首先给出窗口数据文件的格式,便于自己训练
窗口文件的格式如下:
# 图像索引(举例:# 1就表示第一个图像,注意#号与数字之间有空格)
图像的路径
图像通道数
图像高度
图像宽度
窗口数目
类标,与前景目标的重叠率,x1,y1,x2,y2
注:x1,y1,x2,y2是窗口的左上和右下的坐标
为了理解的更清楚我这里举个例子:
# 1 /1.jpg 3 720 480 100 1 1 0 0 100 100 2 30 100 1500 1500
上述的例子表示一个编号为1的图像相对路径为/1.jpg,通道为3,高度为720
宽度为480,窗口数目为100,类标为1,与前景目标的重叠率为0.8,类标为1窗口的左上坐标为(0,0),右下坐标为(100,100)
类标为2的窗口的左上角坐标为(30,100),右下角的坐标为(1500,1500)。有多少窗口后面就这么继续写下去
接下来给出该层的参数:
- message WindowDataParameter {
- // Specify the data source.
- // 装有窗口数据的列表文件
- optional string source = 1;
- // For data pre-processing, we can do simple scaling and subtracting the
- // data mean, if provided.
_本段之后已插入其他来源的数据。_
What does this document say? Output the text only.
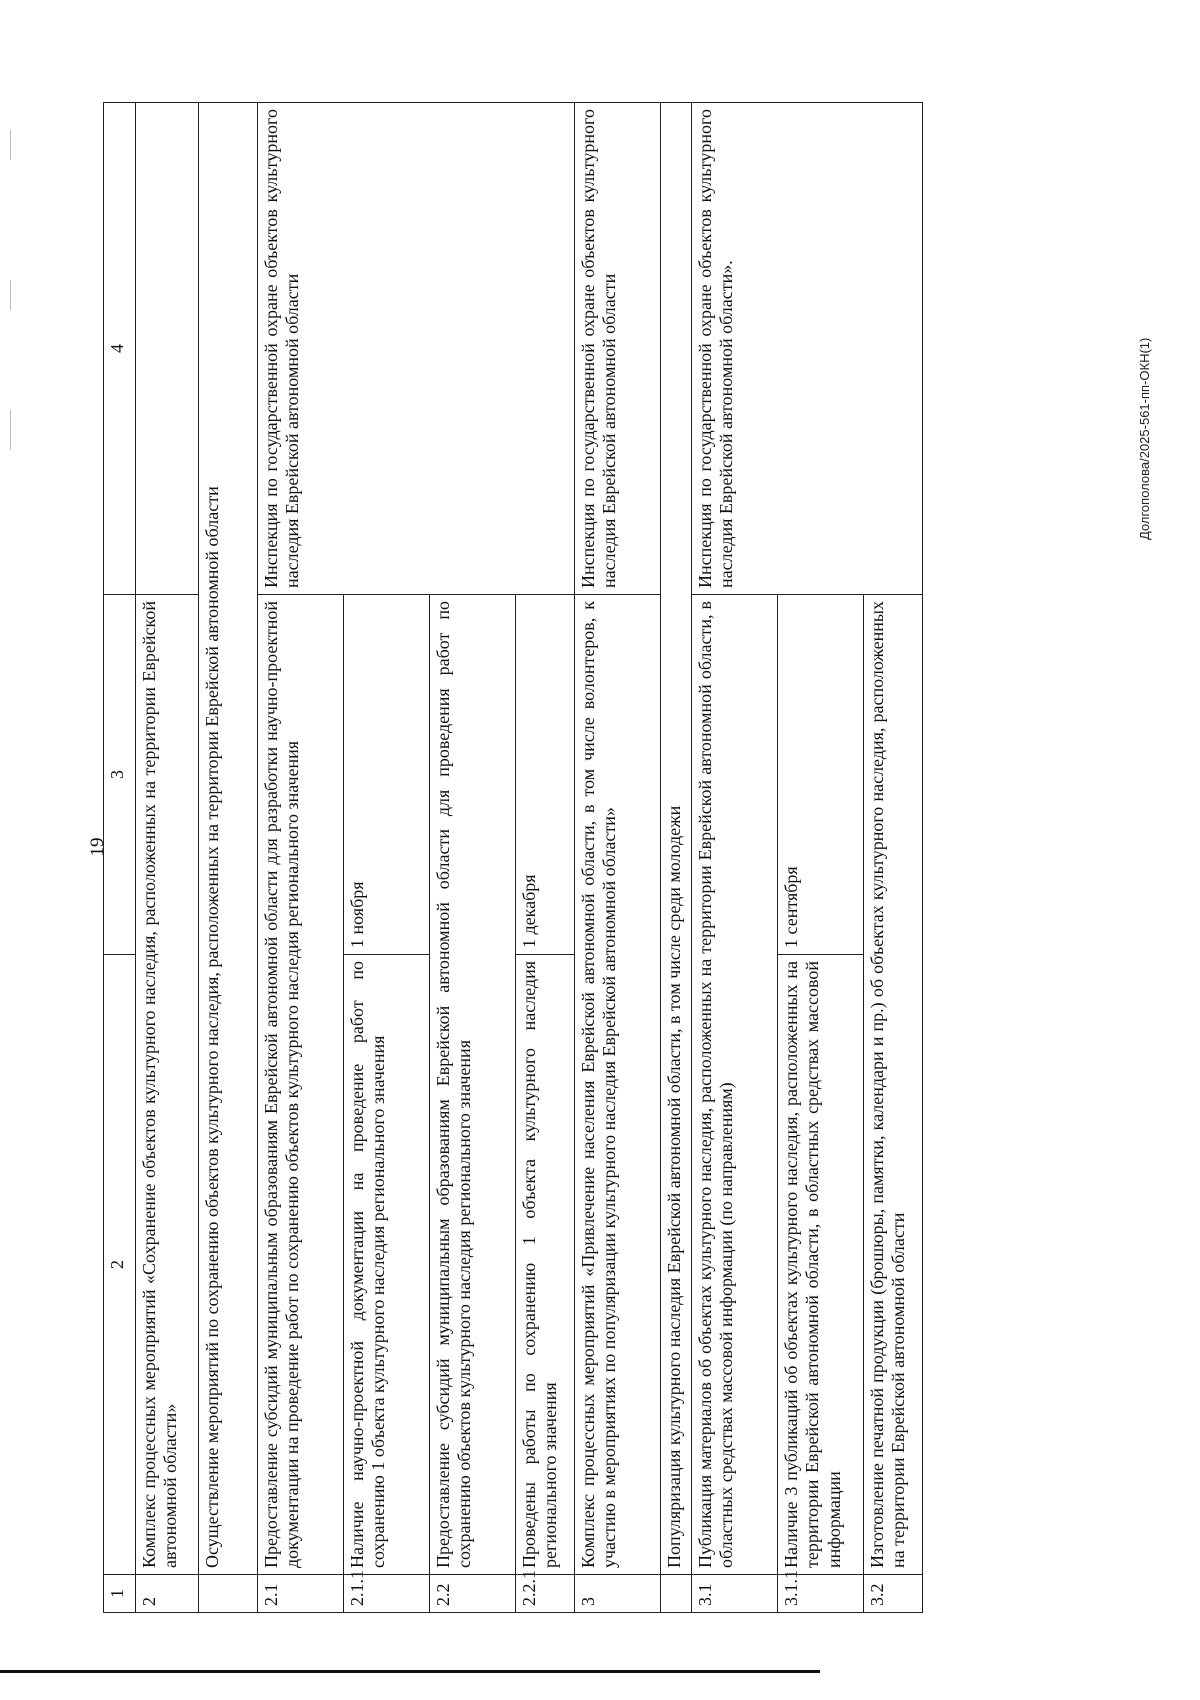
19
Долгополова/2025-561-пп-ОКН(1)
1	2	3	4
2	Комплекс процессных мероприятий «Сохранение объектов культурного наследия, расположенных на территории Еврейской автономной области»		
	Осуществление мероприятий по сохранению объектов культурного наследия, расположенных на территории Еврейской автономной области		
2.1	Предоставление субсидий муниципальным образованиям Еврейской автономной области для разработки научно-проектной документации на проведение работ по сохранению объектов культурного наследия регионального значения		Инспекция по государственной охране объектов культурного наследия Еврейской автономной области
2.1.1	Наличие научно-проектной документации на проведение работ по сохранению 1 объекта культурного наследия регионального значения	1 ноября	
2.2	Предоставление субсидий муниципальным образованиям Еврейской автономной области для проведения работ по сохранению объектов культурного наследия регионального значения		
2.2.1	Проведены работы по сохранению 1 объекта культурного наследия регионального значения	1 декабря	
3	Комплекс процессных мероприятий «Привлечение населения Еврейской автономной области, в том числе волонтеров, к участию в мероприятиях по популяризации культурного наследия Еврейской автономной области»		Инспекция по государственной охране объектов культурного наследия Еврейской автономной области
	Популяризация культурного наследия Еврейской автономной области, в том числе среди молодежи		
3.1	Публикация материалов об объектах культурного наследия, расположенных на территории Еврейской автономной области, в областных средствах массовой информации (по направлениям)		Инспекция по государственной охране объектов культурного наследия Еврейской автономной области».
3.1.1	Наличие 3 публикаций об объектах культурного наследия, расположенных на территории Еврейской автономной области, в областных средствах массовой информации	1 сентября	
3.2	Изготовление печатной продукции (брошюры, памятки, календари и пр.) об объектах культурного наследия, расположенных на территории Еврейской автономной области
Note that the mean subtraction is always carried
- // out before scaling.
- // 是否需要缩放图像中的像素值,注意哈这不是缩放图像的大小,是拿图像的像素值乘以这个
- optional float scale = 2 [default = 1];
- // 平均值文件路径
- optional string mean_file = 3;
- // Specify the batch size.
- // 批大小
- optional uint32 batch_size = 4;
- // Specify if we would like to randomly crop an image.
- // 随机crop的图像块的大小
- optional uint32 crop_size = 5 [default = 0];
- // Specify if we want to randomly mirror data.
- // 是否随机镜像图像
- optional bool mirror = 6 [default = false];
- // Foreground (object) overlap threshold
- // 前景重叠阈值
- optional float fg_threshold = 7 [default = 0.5];
- // Background (non-object) overlap threshold
- // 背景重叠阈值
- optional float bg_threshold = 8 [default = 0.5];
- // Fraction of batch that should be foreground objects
- // 每一批中有多少比例应该是前景(也就是是你要检测的物体)
- optional float fg_fraction = 9 [default = 0.25];
- // Amount of contextual padding to add around a window
- // (used only by the window_data_layer)
- // 是否需要在窗口周围padding
- optional uint32 context_pad = 10 [default = 0];
- // Mode for cropping out a detection window
- // warp: cropped window is warped to a fixed size and aspect ratio
- // square: the tightest square around the window is cropped
- // crop的模式,square还是warp
- optional string crop_mode = 11 [default = "warp"];
- // cache_images: will load all images in memory for faster access
- // 是否将文件缓冲到内存
- optional bool cache_images = 12 [default = false];
- // append root_folder to locate images
- // 图像文件根目录
- optional string root_folder = 13 [default = ""];
- }
我们给出该类的定义:
- /**
- * @brief Provides data to the Net from windows of images files, specified
- * by a window data file.
- * 从图像文件的窗口获取数据,需要指定窗口数据文件
- * TODO(dox): thorough documentation for Forward and proto params.
- */
- template <typename Dtype>
- class WindowDataLayer : public BasePrefetchingDataLayer<Dtype> {
- public:
- explicit WindowDataLayer(const LayerParameter& param)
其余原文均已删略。